Crate-α Architecture
The Crate-α variant is designed to address specific constraints observed in the original Crate model, particularly in the ISTA block. Three key modifications are introduced:
Overparameterized Sparse Coding Block: The adoption of an overcomplete dictionary (D∈Rd×Cd), where C>1, improves the expressiveness of the sparse coding block. This change leads to a 5.3% improvement in performance.
Decoupled Dictionary: Introducing a decoupled dictionary D further boosts performance by 2.0%.
Residual Connection: Adding residual connections contributes an additional 0.7% improvement, enhancing the overall scaling behaviors of the model.
Experimental Evaluation
Scaling from Base to Large
To explore scalability, the authors conducted extensive pre-training on ImageNet-21K and fine-tuning on ImageNet-1K. The results are compelling:
Crate-α-B/32: Achieves 76.5% top-1 accuracy on ImageNet-1K.
Crate-α-L/8: Reaches a top-1 accuracy of 85.1%, significantly outperforming the original Crate models.
The improved training loss trends indicate that Crate-α benefits from increased model capacity, overcoming the problem of diminishing returns observed in original Crate models.
Scaling to Huge
To further test scalability, the authors utilized the DataComp1B dataset within a vision-language pre-training paradigm similar to CLIP:
Crate-CLIPA-L/14: Achieves zero-shot top-1 accuracy of 69.2% on ImageNet-1K during pre-training stage.
Crate-CLIPA-H/14: Improves zero-shot top-1 accuracy to 72.3%, demonstrating strong scalability even with massive data.
Compute-Efficient Scaling
The authors also explore efficient scaling strategies to reduce computational requirements without compromising performance:
Pre-training Crate-L/32 and fine-tuning with Crate-L/14 resulted in a comparable top-1 accuracy of 83.7%, while reducing compute by over 70%.
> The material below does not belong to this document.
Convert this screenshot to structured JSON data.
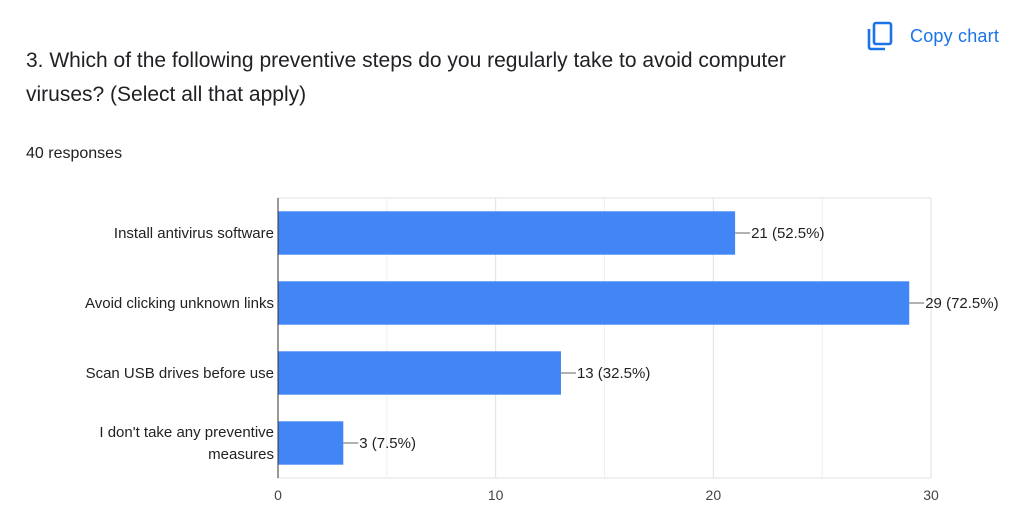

Similarly, Crate-L/32 pre-training followed by Crate-L/8 fine-tuning achieved 84.2% top-1 accuracy, consuming just 10% of the computational resources needed for Crate-L/8 pre-training.
Semantic Interpretability
The quality of feature representations learned by Crate-α was validated using MaskCut for object segmentation on COCO val2017:
The learned token representations demonstrated clear semantic structures, outperforming baseline models and retaining high interpretability as model size increased.
Discussion
While Crate-α offers significant performance and interpretability gains, the high computational cost remains a barrier for broader adoption. Nevertheless, the proposed compute-efficient strategies provide a promising direction for future research. The potential applications in vision-LLMs and other downstream tasks could further amortize pre-training costs, making this an impactful advancement for the field.
Conclusion
Crate-α represents a significant step towards scalable and interpretable vision transformers. By addressing the limitations of the original Crate model through thoughtful architectural modifications and training strategies, this research provides crucial insights into the potential for large-scale, interpretable models in computer vision. Future work will likely explore further scaling and optimization techniques, potentially revolutionizing the deployment of interpretable machine learning models.